Niente a che vedere, quindi con l’estate appena trascorsa, eccezionale sia per le elevate temperature (la seconda piu’ calda degli ultimi due secoli, dopo quella del 2003) sia per la siccita’. “L’anomalia termica estiva ha interessato tutto il Mediterraneo e l’Europa balcanica“, ha sottolineato Buzzi. “Tale anormalita’ – ha continuato il ricercatore del Cnr – puo’ essere considerata come una manifestazione dell’estensione verso Nord del ramo discendente della cella di Hadley: questa regione di discesa dell’aria in quota si e’ estesa fino a interessare, per buona parte dei mesi estivi, l’area euro-mediterranea fino alla latitudine di circa 45 gradi nord. Mentre si e’ parlato spesso impropriamente di estensione dell’anticiclone africano, non e’ tuttavia azzardato, date le caratteristiche di durata, intensita’ ed estensione areale dell’anomalia termica estiva, ipotizzare una correlazione diretta con il cambiamento climatico globale“. Ma quali differenze presenta l’autunno 2012 rispetto a quelli passati? Per saperlo si puo’ fare riferimento all’ingente patrimonio di dati osservativi accumulato dal nostro Paese. Le variazioni della temperatura autunnale registrate nell’arco degli ultimi due secoli sono relativamente contenute se confrontate con le altre stagioni.

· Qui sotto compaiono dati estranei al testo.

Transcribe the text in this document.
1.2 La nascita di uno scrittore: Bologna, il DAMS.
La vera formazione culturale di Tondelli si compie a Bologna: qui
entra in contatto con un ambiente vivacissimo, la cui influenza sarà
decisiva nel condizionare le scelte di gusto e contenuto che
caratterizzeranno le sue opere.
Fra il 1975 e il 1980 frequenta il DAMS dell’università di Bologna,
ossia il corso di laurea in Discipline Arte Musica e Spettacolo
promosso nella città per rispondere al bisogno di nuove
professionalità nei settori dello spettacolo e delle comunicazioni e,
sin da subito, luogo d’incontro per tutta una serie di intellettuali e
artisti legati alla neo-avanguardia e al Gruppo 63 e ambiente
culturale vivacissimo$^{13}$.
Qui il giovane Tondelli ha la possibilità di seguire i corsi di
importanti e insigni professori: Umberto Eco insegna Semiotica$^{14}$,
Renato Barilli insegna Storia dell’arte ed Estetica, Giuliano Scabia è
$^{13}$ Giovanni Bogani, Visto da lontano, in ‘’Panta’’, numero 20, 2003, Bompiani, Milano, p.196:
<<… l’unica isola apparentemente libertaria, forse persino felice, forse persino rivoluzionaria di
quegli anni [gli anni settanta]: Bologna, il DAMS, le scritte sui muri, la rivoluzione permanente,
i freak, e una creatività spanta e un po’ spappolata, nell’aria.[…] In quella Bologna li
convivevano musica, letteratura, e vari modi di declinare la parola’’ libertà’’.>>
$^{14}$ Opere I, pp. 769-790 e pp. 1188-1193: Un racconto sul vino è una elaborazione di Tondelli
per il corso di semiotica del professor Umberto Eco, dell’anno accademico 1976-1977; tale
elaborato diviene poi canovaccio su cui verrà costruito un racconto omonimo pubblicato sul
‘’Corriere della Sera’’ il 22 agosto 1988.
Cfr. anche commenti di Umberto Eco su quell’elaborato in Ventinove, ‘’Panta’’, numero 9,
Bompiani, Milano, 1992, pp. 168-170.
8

“Dal 1800 a oggi la temperatura autunnale media in Italia e’ aumentata di circa 1.6 gradi, un aumento piuttosto contenuto se confrontato ai piu’ 2.3 gradi registrati per la stagione invernale sullo stesso periodo“, ha precisato Michele Brunetti dell’Isac-Cnr. “Anche se ci limitiamo agli ultimi decenni e’ la stagione che mostra il rate di crescita di temperatura piu’ contenuto, con un trend di piu’ 0.16 gradi per il decennio dal 1980 a oggi (statisticamente non significativo), contro i piu’ 0.5/0.6 gradi per decennio delle stagioni estiva e primaverile“. I dati della Banca gestita dall’Isac-Cnr sono disponibili anche riguardo alle precipitazioni: “Nella stagione autunnale – ha detto Brunetti – sono calate di oltre il 14 per cento dal 1800 a oggi con un’inversione di tendenza negli ultimi decenni: dal 1980 a oggi si e’ infatti registrato un aumento di circa il 4 per cento per decennio”, aggiunge Brunetti. “L’autunno piu’ piovoso di sempre risale al 1862 (piu’ 82 per cento rispetto alle precipitazioni medie del trentennio 1971-2000) ed e’ stato caratterizzato da un novembre che vide cadere quasi il triplo (2,73 volte) della pioggia che si ha mediamente in quel mese. Altri mesi molto piovosi furono il settembre 1833 (piu’ 164 per cento rispetto alla media) e l’ottobre 1846 (piu’ 168 per cento)“.
Anche per trovare l’autunno piu’ secco degli ultimi 200 anni bisogna andare piuttosto indietro. “Nel 1834 il deficit di precipitazione fu del 41 per cento. Invece, il 1895 il 1995 e il 1821 videro il settembre, l’ottobre e il novembre piu’ secchi di sempre, dove mancarono all’appello oltre i tre quarti delle precipitazioni che solitamente cadono in quei mesi“, ha aggiunto Brunetti, che evidenzia infine alcuni autunni particolari. “Quello del 1926, che con un’anomalia di piu’ 1.88 gradi rispetto alla media del periodo di riferimento (1971-2000) risulta il piu’ caldo degli ultimi due secoli, contrapposto all’autunno del 1835 che, al contrario, resta il piu’ freddo dal 1800 a oggi, con un’anomalia di meno 3.59 gradi“.